KR 2019 homework: overall task
The overall project built during the three homeworks is a small and simple system for understanding natural language (English): more concretely, a question answering system.
For example, given a text "John is a father of Mike. Mike is a father of Pete." your system should answer questions like "Is John male?" as "yes", "Who is a grandfather of Pete?" as "John" and "Is Mike female?" as "no".
Our domain: what kinds of knowledge we care about
We will focus on a limited domain of human knowledge and limited textual input and questions: basic properties of and relations between people.
Properties can be thought of as predicates like male(john), female(mary), alive(mary), has_children(mary) which can be also negated, like -female(john).
Relations can be thought of as predicates like father(john,mike), mother(mary,mike), husband(john,margaret) which can also be negated, like -father(john,margaret).
You do not have to manage to answer really complex questions about people, but the more you manage, the better.
The properties we should certainly care about (but not limited to) are
- strict: male, female, alive, dead, has children, has a university degree, is an entrepeneur.
- or fuzzy: boy, girl, rich, poor, famous, etc.
Think also, that we are not always sure of the answer.

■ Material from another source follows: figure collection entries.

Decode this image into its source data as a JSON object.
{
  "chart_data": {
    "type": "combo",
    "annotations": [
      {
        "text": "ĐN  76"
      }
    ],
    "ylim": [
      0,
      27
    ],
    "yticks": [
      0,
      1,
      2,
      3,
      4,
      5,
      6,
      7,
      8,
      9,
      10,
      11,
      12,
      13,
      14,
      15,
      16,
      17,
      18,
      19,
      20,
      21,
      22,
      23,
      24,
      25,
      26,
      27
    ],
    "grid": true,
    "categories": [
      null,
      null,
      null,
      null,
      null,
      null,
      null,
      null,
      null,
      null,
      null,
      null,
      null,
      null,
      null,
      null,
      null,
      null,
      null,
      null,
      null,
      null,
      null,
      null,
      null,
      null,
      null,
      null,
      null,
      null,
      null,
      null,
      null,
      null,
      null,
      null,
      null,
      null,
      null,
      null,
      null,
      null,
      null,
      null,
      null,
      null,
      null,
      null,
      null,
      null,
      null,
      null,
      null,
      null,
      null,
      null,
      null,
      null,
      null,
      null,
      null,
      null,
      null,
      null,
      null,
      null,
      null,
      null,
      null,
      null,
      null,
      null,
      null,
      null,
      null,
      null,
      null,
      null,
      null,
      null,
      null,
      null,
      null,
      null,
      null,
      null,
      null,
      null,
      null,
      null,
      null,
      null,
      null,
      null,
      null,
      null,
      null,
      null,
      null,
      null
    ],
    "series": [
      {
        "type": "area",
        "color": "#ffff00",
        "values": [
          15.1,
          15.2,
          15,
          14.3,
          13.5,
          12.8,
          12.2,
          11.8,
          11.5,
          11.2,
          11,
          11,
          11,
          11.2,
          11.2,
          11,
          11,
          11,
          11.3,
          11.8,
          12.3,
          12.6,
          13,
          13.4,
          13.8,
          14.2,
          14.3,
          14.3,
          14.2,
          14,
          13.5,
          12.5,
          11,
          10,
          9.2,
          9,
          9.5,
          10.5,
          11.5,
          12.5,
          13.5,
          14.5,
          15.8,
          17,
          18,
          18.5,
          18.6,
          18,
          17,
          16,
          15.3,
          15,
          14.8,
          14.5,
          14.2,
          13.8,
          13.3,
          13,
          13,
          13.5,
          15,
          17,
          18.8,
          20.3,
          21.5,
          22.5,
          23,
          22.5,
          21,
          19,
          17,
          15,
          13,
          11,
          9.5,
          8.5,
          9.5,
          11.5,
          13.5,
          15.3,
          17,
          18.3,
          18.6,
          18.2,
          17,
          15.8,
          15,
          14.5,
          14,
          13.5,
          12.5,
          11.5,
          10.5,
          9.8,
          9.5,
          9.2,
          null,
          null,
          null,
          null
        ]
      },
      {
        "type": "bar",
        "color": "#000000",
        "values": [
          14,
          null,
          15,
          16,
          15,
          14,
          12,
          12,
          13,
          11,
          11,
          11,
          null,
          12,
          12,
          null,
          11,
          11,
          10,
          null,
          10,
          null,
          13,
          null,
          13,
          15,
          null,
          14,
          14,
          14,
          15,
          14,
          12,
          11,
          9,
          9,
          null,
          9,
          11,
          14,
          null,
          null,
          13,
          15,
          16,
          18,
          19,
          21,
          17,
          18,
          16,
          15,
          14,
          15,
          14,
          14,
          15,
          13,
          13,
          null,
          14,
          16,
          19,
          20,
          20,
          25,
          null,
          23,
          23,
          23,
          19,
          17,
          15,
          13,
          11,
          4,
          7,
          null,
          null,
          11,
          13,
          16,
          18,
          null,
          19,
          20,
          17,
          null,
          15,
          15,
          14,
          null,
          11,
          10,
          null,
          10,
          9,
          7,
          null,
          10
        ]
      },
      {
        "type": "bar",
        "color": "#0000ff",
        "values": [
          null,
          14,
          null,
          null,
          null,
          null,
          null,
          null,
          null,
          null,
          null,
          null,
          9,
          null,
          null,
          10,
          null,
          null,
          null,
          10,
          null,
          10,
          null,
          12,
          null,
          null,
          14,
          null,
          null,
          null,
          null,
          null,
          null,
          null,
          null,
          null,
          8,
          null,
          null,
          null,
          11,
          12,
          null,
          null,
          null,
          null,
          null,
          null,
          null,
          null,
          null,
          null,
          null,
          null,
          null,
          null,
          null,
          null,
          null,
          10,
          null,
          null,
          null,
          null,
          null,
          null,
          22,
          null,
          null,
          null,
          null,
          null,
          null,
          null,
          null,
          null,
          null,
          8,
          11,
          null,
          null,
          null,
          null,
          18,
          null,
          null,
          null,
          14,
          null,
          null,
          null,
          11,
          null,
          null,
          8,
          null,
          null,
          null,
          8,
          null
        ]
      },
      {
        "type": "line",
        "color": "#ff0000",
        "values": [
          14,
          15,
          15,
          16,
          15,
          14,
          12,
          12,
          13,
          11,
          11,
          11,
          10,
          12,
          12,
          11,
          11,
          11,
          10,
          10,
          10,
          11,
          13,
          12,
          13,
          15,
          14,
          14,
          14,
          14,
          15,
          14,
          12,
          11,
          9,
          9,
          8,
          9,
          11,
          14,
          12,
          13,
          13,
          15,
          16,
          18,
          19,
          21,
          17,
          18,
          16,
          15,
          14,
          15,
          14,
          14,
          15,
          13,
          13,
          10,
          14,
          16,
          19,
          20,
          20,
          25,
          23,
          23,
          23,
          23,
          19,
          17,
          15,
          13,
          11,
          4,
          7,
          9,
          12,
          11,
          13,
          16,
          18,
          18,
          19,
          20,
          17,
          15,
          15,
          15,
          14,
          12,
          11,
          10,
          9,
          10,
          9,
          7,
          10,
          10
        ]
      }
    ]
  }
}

It is enough to broadly classify our confidence (if we have any grounds for the answer at all) as:
- certainly yes
- likely
- unlikely
- certainly not
The relations we should certainly care about (but not limited to) are father, mother, parent, child, grandfather, grandmother, grandparent, ancestor, bother, sister, husband, wife, friend, works for, employee of, owner of, lives in, born in year
Two kinds of input we care about
The first scenario (closed world) is obligatory. Your system should manage is that it is given
- Input text like "John is a father of Mike. Mike is a father of Pete."

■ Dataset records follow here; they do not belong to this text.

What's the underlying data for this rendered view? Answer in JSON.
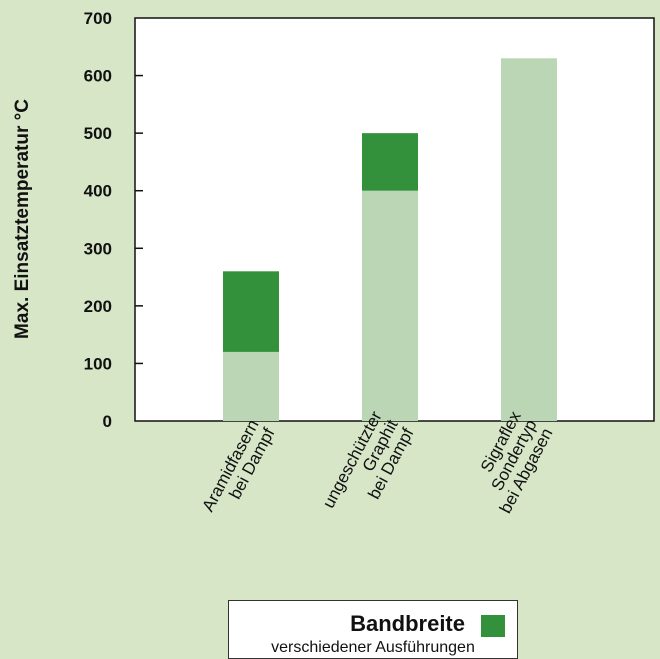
{
  "chart_data": {
    "type": "bar",
    "stacked": true,
    "categories": [
      [
        "Aramidfasern",
        "bei Dampf"
      ],
      [
        "ungeschützter",
        "Graphit",
        "bei Dampf"
      ],
      [
        "Sigraflex",
        "Sondertyp",
        "bei Abgasen"
      ]
    ],
    "series": [
      {
        "values": [
          120,
          400,
          630
        ],
        "color": "#bad6b4"
      },
      {
        "values": [
          140,
          100,
          0
        ],
        "color": "#32913a"
      }
    ],
    "ylabel": "Max. Einsatztemperatur °C",
    "ylim": [
      0,
      700
    ],
    "yticks": [
      0,
      100,
      200,
      300,
      400,
      500,
      600,
      700
    ],
    "grid": false
  },
  "legend": {
    "title": "Bandbreite",
    "subtitle": "verschiedener Ausführungen",
    "color": "#32913a"
  }
}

- Input ruleset: we will use both
- Some rules you write yourself
- Some large ruleset(s) you download from the web and convert to the form usable by your system (a la wikidata, Yago, Conceptnet, wordnet)

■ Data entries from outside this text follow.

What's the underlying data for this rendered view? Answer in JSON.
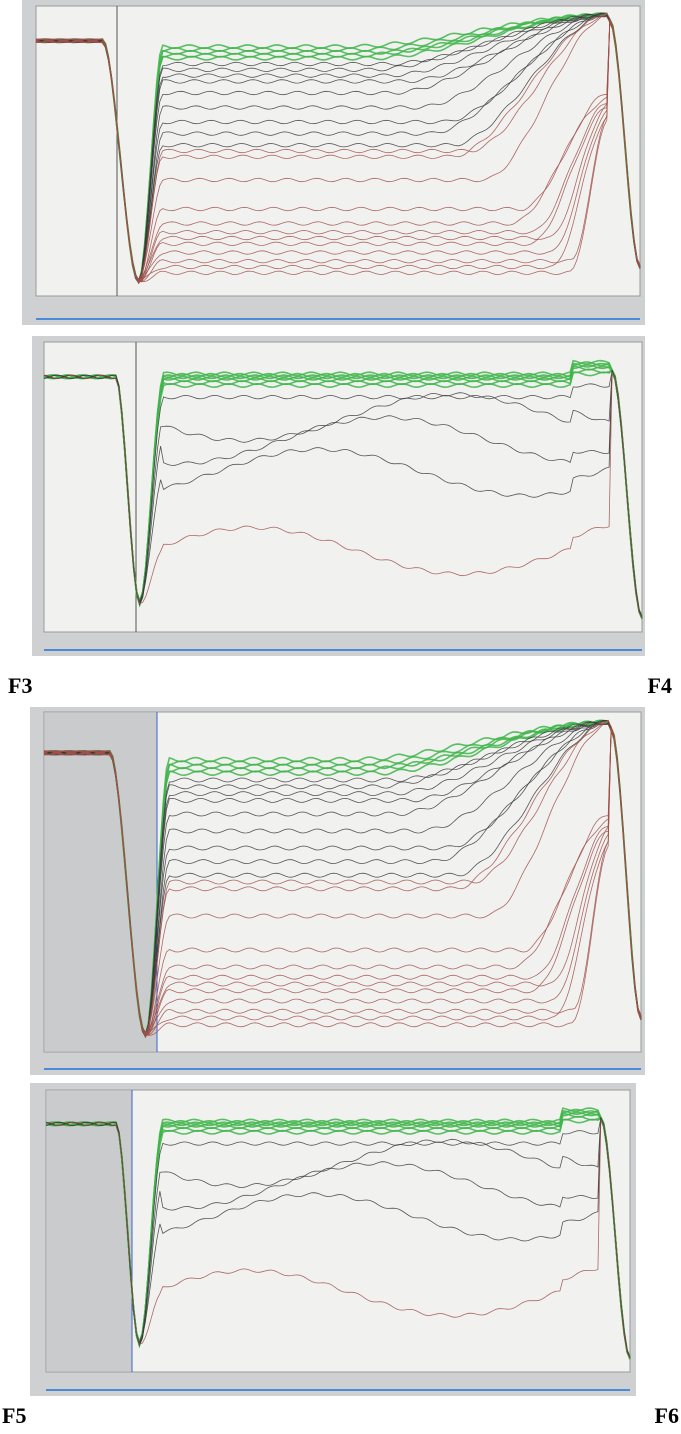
{
  "figure": {
    "rows": [
      {
        "left": "F3",
        "right": "F4"
      },
      {
        "left": "F5",
        "right": "F6"
      }
    ]
  }
}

- A question to answer like the initial example: "Is John male?" as "yes", "Who is a grandfather of Pete?" as "John" and "Is Mike female?" as "no".
The second scenario (open world) is part of the third, optional lab. Your system should manage is that it is not given an input text. Instead, it relies on a large dataset you download from the web (like wikidata) plus the rulesets and answers questions like "Is Donald Trump female" as "no", "Where does Donald Trump live" as either "U.S", "Washington", "Trump tower" or similar, "Is Melania Knauss a mother of Donald John Trump Jr" as "no" etc.
Obviously, you cannot answer really complicated questions based on wikidata, Yago, Conceptnet etc alone. Try to do a sensibly good job and present examples you can answer and examples you cannot answer.